Jersey unveiling: Adams, Aaronson, Pulisic, A. Robinson, Long, McKennie, Zimmerman, Dest, Richards, Weah, Acosta, Ferreira, Musah, Arriola, Reyna, Long, De La Torre, Yedlin, Morris, Carter-Vickers, Tillman.

Who can crash the party?

Josh Sargent, Johnny Cardoso, Joe Scally, Erik Palmer-Brown, Mark McKenzie, Reggie Cannon, Ethan Horvath, and Sean Johnson are all on the roster this month and not in the above categories. McKenzie, Palmer-Brown, and Cardoso have only been called due to injuries, so this is a huge chance for them.

Where is the forward focus right now?

Barring injuries, we’re positive that Pulisic, Aaronson, Arriola, Ferreira, Weah, and Reyna are set for Qatar.

Doesn’t leave room for too many others, does it?

While positional pools are often drained of also-rans this close to a tournament, what makes the USMNT’s forward ranks so intriguing is that not only is the starting center forward job still in play, but it could come from someone who isn’t even in it right now.

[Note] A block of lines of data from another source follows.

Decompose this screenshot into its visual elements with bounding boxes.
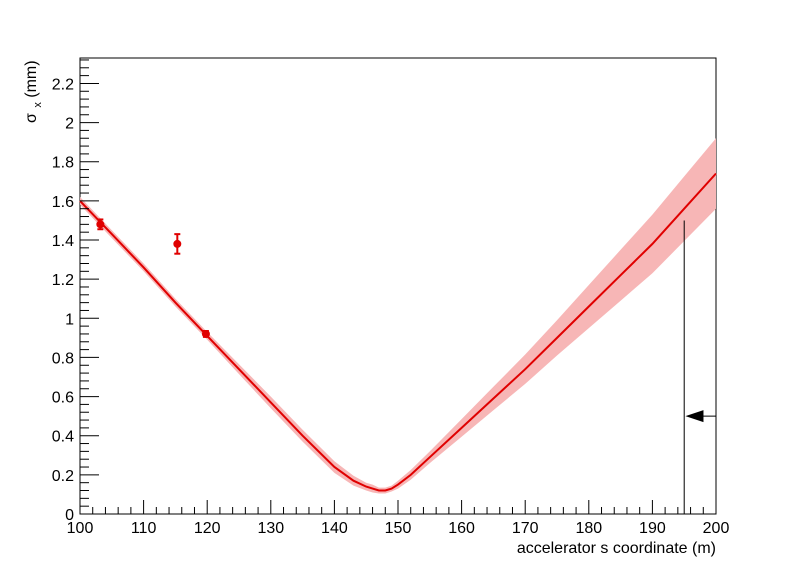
x-tick-label: 180 bbox=[575, 520, 602, 537]
y-tick-label: 0.2 bbox=[52, 468, 74, 485]
data-point bbox=[96, 220, 105, 229]
x-tick-label: 130 bbox=[257, 520, 284, 537]
y-tick-label: 1.8 bbox=[52, 155, 74, 172]
x-axis-title: accelerator s coordinate (m) bbox=[517, 540, 716, 557]
y-axis-title-symbol: σ bbox=[23, 113, 40, 123]
x-tick-label: 140 bbox=[321, 520, 348, 537]
y-tick-label: 0.6 bbox=[52, 390, 74, 407]
x-tick-label: 120 bbox=[194, 520, 221, 537]
y-tick-label: 2 bbox=[65, 116, 74, 133]
fit-curve-layer bbox=[79, 172, 717, 492]
x-tick-label: 100 bbox=[67, 520, 94, 537]
y-tick-label: 0 bbox=[65, 507, 74, 524]
y-tick-label: 0.8 bbox=[52, 350, 74, 367]
y-tick-label: 1.4 bbox=[52, 233, 74, 250]
x-tick-label: 150 bbox=[385, 520, 412, 537]
x-tick-label: 200 bbox=[703, 520, 730, 537]
arrow-head bbox=[685, 410, 704, 423]
annotation-layer bbox=[683, 220, 716, 514]
x-tick-label: 170 bbox=[512, 520, 539, 537]
data-point bbox=[201, 329, 210, 338]
x-tick-label: 160 bbox=[448, 520, 475, 537]
data-points-layer bbox=[96, 218, 210, 338]
x-axis-ticks: 100 110 120 130 140 150 160 170 180 190 200 bbox=[67, 500, 730, 537]
y-axis-title: σ x (mm) bbox=[23, 60, 45, 123]
error-band-layer bbox=[80, 138, 716, 494]
data-point bbox=[173, 239, 182, 248]
x-tick-label: 110 bbox=[131, 520, 157, 537]
fit-curve bbox=[79, 172, 717, 492]
y-tick-label: 1.6 bbox=[52, 194, 74, 211]
y-axis-title-subscript: x bbox=[32, 102, 44, 108]
y-tick-label: 1.2 bbox=[52, 272, 74, 289]
y-tick-label: 2.2 bbox=[52, 76, 74, 93]
x-tick-label: 190 bbox=[639, 520, 666, 537]
y-axis-title-unit: (mm) bbox=[23, 60, 40, 97]
fit-error-band bbox=[80, 138, 716, 494]
y-tick-label: 0.4 bbox=[52, 429, 74, 446]
y-axis-ticks: 0 0.2 0.4 0.6 0.8 1 1.2 1.4 1.6 1.8 2 2.2 bbox=[52, 59, 99, 524]
y-tick-label: 1 bbox=[65, 311, 74, 328]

That’s Jordan Pefok, who will be looming over the discussions anyway but will be downright casting his shadow over it if one of the following players fails to seal his own deal.

Ricardo Pepi’s had a pair of bright outings for Groningen, entering the window along with Josh Sargent as in-form now and ultra-bright prospects at some points during their tenure.

Jordan Morris is a proven commodity but Arriola’s seeming favorite status means Berhalter would be keeping very much like-for-like guys over the field. That said, Aaronson and Morris being in this camp means that the September group plus Weah could very well be the group.